Ele é o terceiro de oito filhos. Os pais não mediram esforços no afã de dar a melhor educação, embora algumas vezes tenham sido severos a ponto de lhes aplicarem umas palmadas. Mas nenhum dos filhos se queixa das surras. Ao contrário, são unânimes em elogiar a educação que receberam. Apenas uma reclamação dos filhos homens: o pai não os deixava fazer serviços braçais e, assim, não aprenderam pequenas tarefas que, adultos, serviriam para quebrar o galho dentro de casa.
Ele recebeu todo o incentivo para estudar. A mãe, mesmo não tendo o primeiro grau completo, era quem cobrava os deveres da escola e os ajudava, ensinando o que sabia e enrolando no que não sabia. O pai era o provedor: não deixava faltar um lápis, um caderno, e tudo que os filhos necessitassem para seguir o caminho dos estudos e não se perderem na vida.
Em agradecimento ao esforço dos pais, dedicou-se com afinco aos estudos: graduou-se em curso superior. E depois de três meses de trabalho, havia juntado quantia suficiente para comprar um pequeno carro, que deu de presente ao pai. Uma das irmãs declarou, à época, que ele era um palerma, que deveria ficar com o carro. Mas ele corroborou que faria tudo de novo e que seu pai merecia muito mais.
Aprendera com o pai que ajudar os filhos dignifica e faz bem ao coração. E sempre se pautou por este lema quando ajudou os próprios filhos. Teve a felicidade de poder dar a cada um deles um automóvel quando completaram dezoito anos.

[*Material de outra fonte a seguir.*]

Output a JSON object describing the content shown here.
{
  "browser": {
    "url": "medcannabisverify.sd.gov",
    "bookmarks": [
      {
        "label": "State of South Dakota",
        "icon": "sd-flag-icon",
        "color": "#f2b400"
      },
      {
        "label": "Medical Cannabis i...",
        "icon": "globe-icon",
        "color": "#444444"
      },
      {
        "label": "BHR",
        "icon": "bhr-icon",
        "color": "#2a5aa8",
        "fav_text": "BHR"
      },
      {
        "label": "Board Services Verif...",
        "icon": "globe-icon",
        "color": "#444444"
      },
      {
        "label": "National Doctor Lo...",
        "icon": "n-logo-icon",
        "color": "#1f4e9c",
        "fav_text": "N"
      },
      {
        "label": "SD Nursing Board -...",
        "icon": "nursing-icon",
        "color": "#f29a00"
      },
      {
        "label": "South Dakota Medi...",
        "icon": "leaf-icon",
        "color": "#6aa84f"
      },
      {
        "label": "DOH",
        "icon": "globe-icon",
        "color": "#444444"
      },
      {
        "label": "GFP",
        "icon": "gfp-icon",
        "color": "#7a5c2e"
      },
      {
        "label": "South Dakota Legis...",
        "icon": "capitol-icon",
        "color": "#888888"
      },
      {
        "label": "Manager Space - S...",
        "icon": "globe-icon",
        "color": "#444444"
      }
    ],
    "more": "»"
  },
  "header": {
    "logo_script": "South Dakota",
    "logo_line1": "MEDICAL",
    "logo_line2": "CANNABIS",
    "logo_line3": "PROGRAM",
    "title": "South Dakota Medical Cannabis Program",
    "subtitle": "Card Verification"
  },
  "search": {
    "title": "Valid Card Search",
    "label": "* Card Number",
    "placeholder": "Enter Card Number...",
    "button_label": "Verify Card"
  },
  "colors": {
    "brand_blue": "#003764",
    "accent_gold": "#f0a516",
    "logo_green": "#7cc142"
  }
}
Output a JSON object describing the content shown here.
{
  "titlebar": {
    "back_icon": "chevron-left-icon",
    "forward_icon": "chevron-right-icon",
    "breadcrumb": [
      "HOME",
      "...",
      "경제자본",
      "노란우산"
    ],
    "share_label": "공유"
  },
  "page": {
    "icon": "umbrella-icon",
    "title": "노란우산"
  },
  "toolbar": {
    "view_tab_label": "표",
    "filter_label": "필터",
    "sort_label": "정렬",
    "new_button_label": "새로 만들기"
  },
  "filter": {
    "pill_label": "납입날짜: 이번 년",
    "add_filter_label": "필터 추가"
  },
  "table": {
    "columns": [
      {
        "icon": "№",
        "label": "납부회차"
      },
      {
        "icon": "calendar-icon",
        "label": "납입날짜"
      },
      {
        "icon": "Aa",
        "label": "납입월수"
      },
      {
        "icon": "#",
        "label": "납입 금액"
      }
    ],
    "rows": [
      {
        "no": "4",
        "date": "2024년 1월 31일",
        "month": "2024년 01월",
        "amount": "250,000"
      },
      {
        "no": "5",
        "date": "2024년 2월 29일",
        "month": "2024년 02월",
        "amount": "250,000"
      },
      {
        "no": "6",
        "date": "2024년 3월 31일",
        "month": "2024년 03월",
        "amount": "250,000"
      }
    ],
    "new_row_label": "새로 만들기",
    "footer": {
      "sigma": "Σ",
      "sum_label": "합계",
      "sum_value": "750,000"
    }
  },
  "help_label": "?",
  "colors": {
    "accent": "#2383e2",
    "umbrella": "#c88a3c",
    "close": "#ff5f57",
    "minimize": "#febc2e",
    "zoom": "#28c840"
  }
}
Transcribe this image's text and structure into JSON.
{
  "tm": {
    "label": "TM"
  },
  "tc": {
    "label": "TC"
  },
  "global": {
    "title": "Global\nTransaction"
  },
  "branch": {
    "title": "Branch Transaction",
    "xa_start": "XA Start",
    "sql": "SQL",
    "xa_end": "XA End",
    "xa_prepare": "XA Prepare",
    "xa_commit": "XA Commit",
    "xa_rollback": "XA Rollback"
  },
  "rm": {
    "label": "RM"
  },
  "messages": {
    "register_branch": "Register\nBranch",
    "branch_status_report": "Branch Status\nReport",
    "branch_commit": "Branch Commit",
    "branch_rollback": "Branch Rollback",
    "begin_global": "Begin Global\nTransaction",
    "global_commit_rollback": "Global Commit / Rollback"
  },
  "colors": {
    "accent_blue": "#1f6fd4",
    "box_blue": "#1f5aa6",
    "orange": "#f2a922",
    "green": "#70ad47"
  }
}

Não foi carro novo, como fizera com o pai. Afinal, agora estava casado e tinha a tarefa de sustentar a família: esposa e três filhos homens.
Ele já tem uma neta, a qual ama como a filha que não teve. Todo mês lhe dava um presente. Mas certo dia concluiu que deveria mudar as regras. Não deveria mais ter aquele compromisso do presente mensal. E falou para a neta, já então uma garotinha de dez anos de idade:
- De hoje em diante não vou te dar um presente todo mês, porque tudo o que me pedes, eu te dou, não é?
- Está bom, vô. Então vou fazer meu último pedido: me dá um carro!
Ele respondeu, em tom amistoso:
- Legal. Vou te dar um carro. Espere.
Ele sempre gostou de comprar seus veículos através de consórcio, com o firme propósito de ter um carro novo a cada cinco anos, que é o tempo máximo até ser contemplado. Quando se aposentou, recebeu uma boa bolada de indenização e resolveu investir num veículo maior, adquiriu à vista uma camioneta, desfazendo-se de seu pequeno carro com três anos de uso. Para sua sorte, ou azar, uma semana depois da conversa com a neta foi contemplado no consórcio, do qual já estava quase esquecido. Para não perder o investimento, aceitou o carro com a intenção de circular com o veículo pequeno dentro da cidade, utilizando a camioneta mais para viagens.
A neta quando soube que o avô estava de carro novo não perdeu tempo, contou para as amiguinhas o acontecido:
- Meu vô é tão bom que não passou nem uma semana e já entregou meu presente: o carro.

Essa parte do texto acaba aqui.